Mengenang Rachel Corrie, Aktivis Cantik AS Digilas Buldoser Israel saat Bela Palestina

Minggu, 17 Maret 2024 - 08:23 WIB
loading...
Mengenang Rachel Corrie,...
Rachel Corrie, aktivis AS tewas digilas buldoser militer Israel saat pasang badan membela rumah-rumah warga Palestina yang akan dihancurkan 21 tahun lalu. Foto/REUTERS
A A A
GAZA - Sabtu (16/3/2024) adalah tepat 21 tahun aktivis cantik Amerika Serikat (AS), Rachel Alience Corrie, meninggal setelah tubuhnya digilas buldoser lapis baja Israel. Dia pasang badan ketika pasukan Zionis ingin menghancurkan rumah-rumah warga Rafah, Jalur Gaza, Palestina.

Corrie, saat itu adalah gadis 23 tahun, bukanlah pejuang Fatah atau pun Hamas. Dia bukan Muslim Sunni, juga bukan Muslim Syiah. Dia bahkan gadis dari keluarga Yahudi, asal Olympia, Washington, Amerika Serikat (AS)—meski komunitas Yahudi pro-Zionis enggan mengakui darah Yahudi Corrie.

Meski bukan warga Palestina atau pun Arab, nama Corrie abadi sebagai pahlawan rakyat Palestina.

Namanya kembali menggema ketika puluhan ribu rakyat Palestina di Gaza tewas dalam invasi brutal Zionis sejak 7 Oktober 2023.

Lebih dari dua dekade berlalu, namun pemerintah AS tetap bungkam tanpa memperjuangkan keadilan bagi warganya tersebut.



Perjuangan keluarga Corrie untuk menuntut rezim Israel di berbagai pengadilan selalu kandas. Aktivis muda dan mahasiswi Amerika tersebut meninggal di tangan tentara Pasukan Pertahanan Israel (IDF).

Atas nama kemanusiaan, dia berani berhadapan dengan pasukan Israel ketika orang-orang Palestina ditindas.

Orang pertama Palestina yang menyematkan gelar pahlawan untuk Corrie adalah almarhum Yasser Arafat, mantan pemimpin Palestina.
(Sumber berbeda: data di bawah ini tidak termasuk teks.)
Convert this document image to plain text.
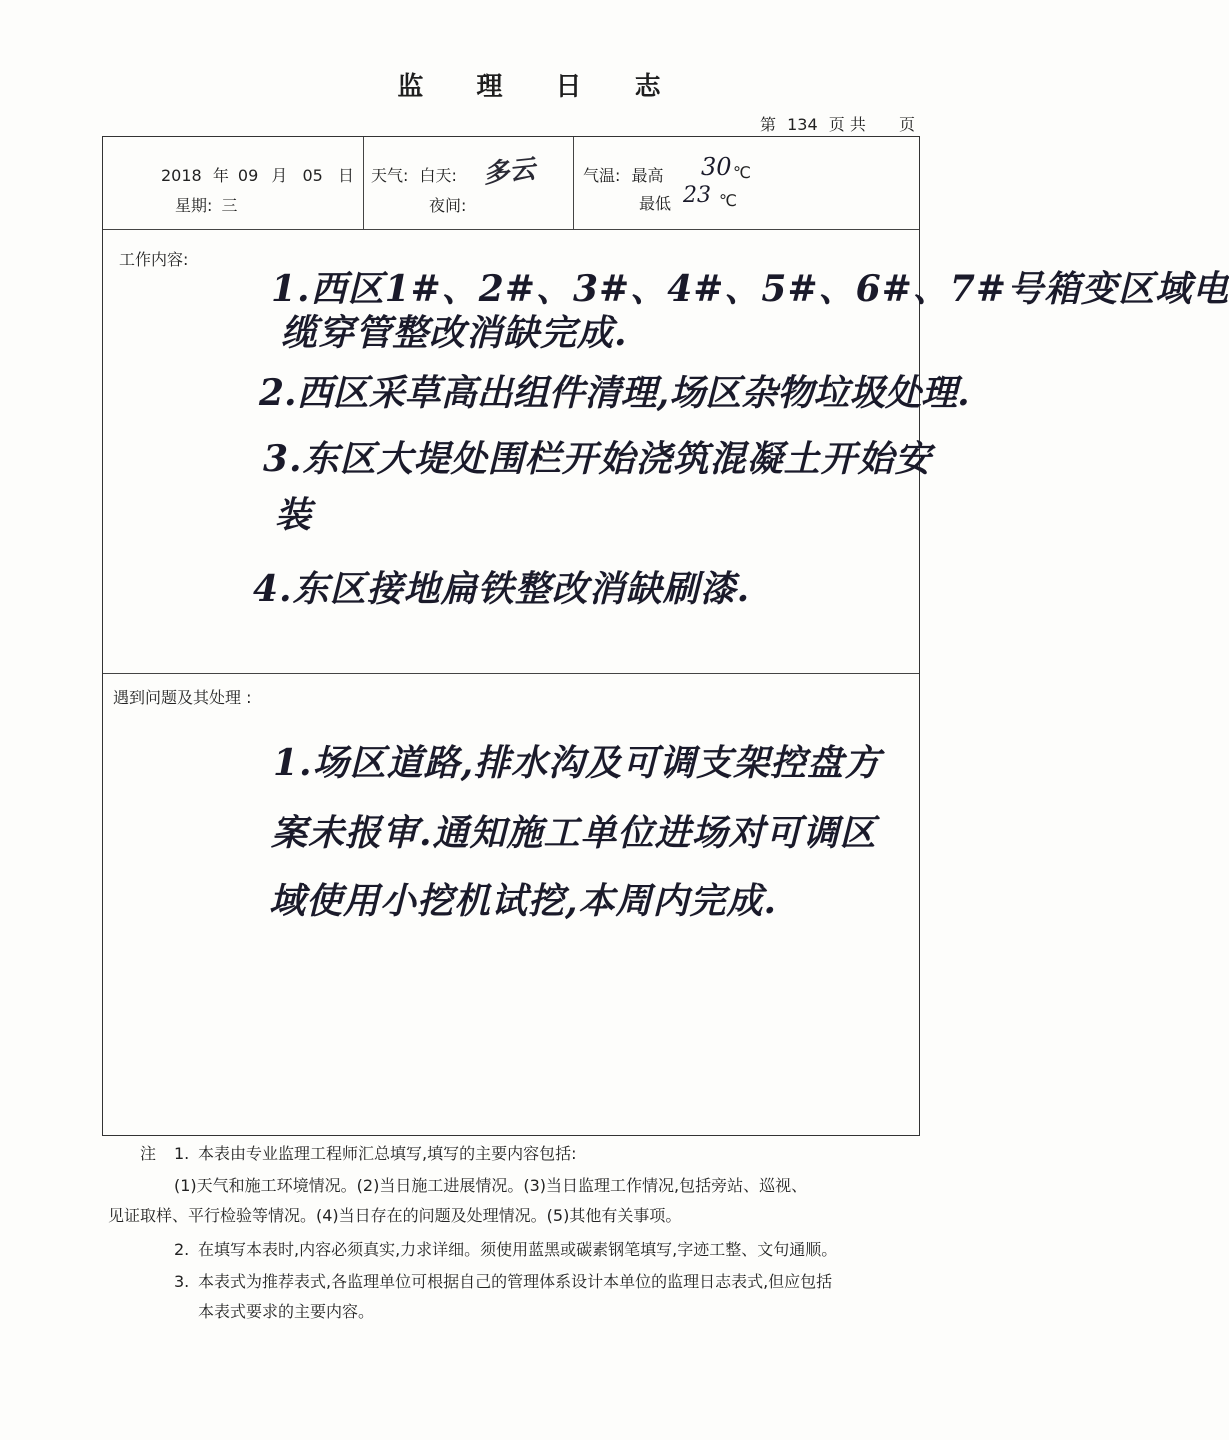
监 理 日 志
第 134 页 共 页
2018 年 09 月 05 日
星期: 三
天气: 白天: 多云
夜间:
气温: 最高 30 ℃
最低 23 ℃
工作内容:
1.西区1#、2#、3#、4#、5#、6#、7#号箱变区域电
缆穿管整改消缺完成.
2.西区采草高出组件清理,场区杂物垃圾处理.
3.东区大堤处围栏开始浇筑混凝土开始安
装
4.东区接地扁铁整改消缺刷漆.
遇到问题及其处理 :
1.场区道路,排水沟及可调支架控盘方
案未报审.通知施工单位进场对可调区
域使用小挖机试挖,本周内完成.
注 1. 本表由专业监理工程师汇总填写,填写的主要内容包括:
(1)天气和施工环境情况。(2)当日施工进展情况。(3)当日监理工作情况,包括旁站、巡视、
见证取样、平行检验等情况。(4)当日存在的问题及处理情况。(5)其他有关事项。
2. 在填写本表时,内容必须真实,力求详细。须使用蓝黑或碳素钢笔填写,字迹工整、文句通顺。
3. 本表式为推荐表式,各监理单位可根据自己的管理体系设计本单位的监理日志表式,但应包括
本表式要求的主要内容。
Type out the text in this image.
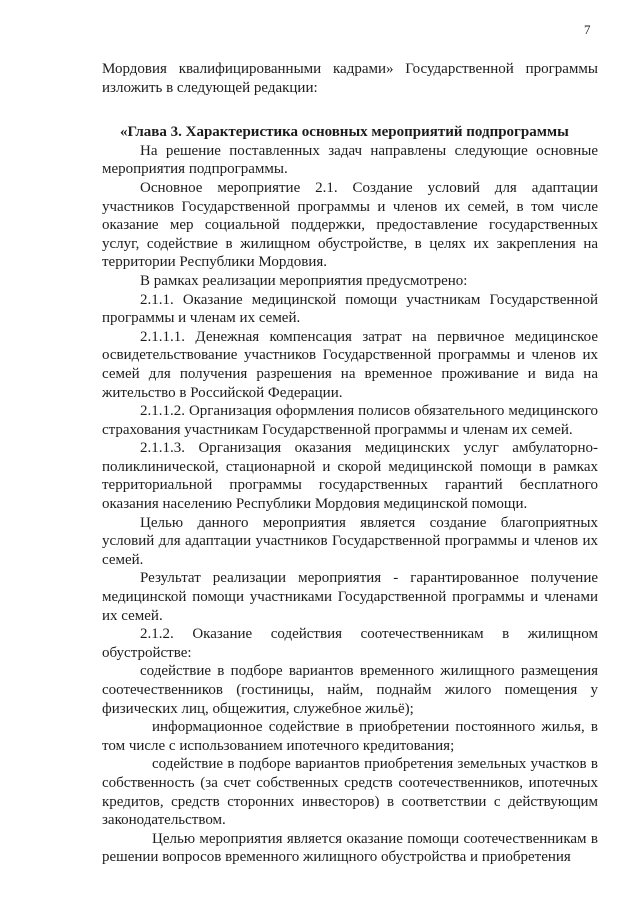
7

Мордовия квалифицированными кадрами» Государственной программы изложить в следующей редакции:

«Глава 3. Характеристика основных мероприятий подпрограммы

На решение поставленных задач направлены следующие основные мероприятия подпрограммы.

Основное мероприятие 2.1. Создание условий для адаптации участников Государственной программы и членов их семей, в том числе оказание мер социальной поддержки, предоставление государственных услуг, содействие в жилищном обустройстве, в целях их закрепления на территории Республики Мордовия.

В рамках реализации мероприятия предусмотрено:

2.1.1. Оказание медицинской помощи участникам Государственной программы и членам их семей.

2.1.1.1. Денежная компенсация затрат на первичное медицинское освидетельствование участников Государственной программы и членов их семей для получения разрешения на временное проживание и вида на жительство в Российской Федерации.

2.1.1.2. Организация оформления полисов обязательного медицинского страхования участникам Государственной программы и членам их семей.

2.1.1.3. Организация оказания медицинских услуг амбулаторно-поликлинической, стационарной и скорой медицинской помощи в рамках территориальной программы государственных гарантий бесплатного оказания населению Республики Мордовия медицинской помощи.

Целью данного мероприятия является создание благоприятных условий для адаптации участников Государственной программы и членов их семей.

Результат реализации мероприятия - гарантированное получение медицинской помощи участниками Государственной программы и членами их семей.

2.1.2. Оказание содействия соотечественникам в жилищном обустройстве:

содействие в подборе вариантов временного жилищного размещения соотечественников (гостиницы, найм, поднайм жилого помещения у физических лиц, общежития, служебное жильё);

информационное содействие в приобретении постоянного жилья, в том числе с использованием ипотечного кредитования;

содействие в подборе вариантов приобретения земельных участков в собственность (за счет собственных средств соотечественников, ипотечных кредитов, средств сторонних инвесторов) в соответствии с действующим законодательством.

Целью мероприятия является оказание помощи соотечественникам в решении вопросов временного жилищного обустройства и приобретения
Saat Corrie mengembuskan napas terakhir, Arafat mengontak orang tua Corrie di Washington, Craig dan Cindy Corrie, untuk memberitahu bahwa putri mereka menjadi martir sekaligus pahlawan Palestina.

Corrie berbeda dengan aktivis kemanusiaan pada umumnya. Sejak masih kecil, sikap kritisnya sudah menonjol. Videonya yang pidato tanpa naskah di depan para siswa cukup mencengangkan. Isi pidatonya bukan tentang imajinasi anak-anak, tapi berisi pesan-pesan moral dan sosial.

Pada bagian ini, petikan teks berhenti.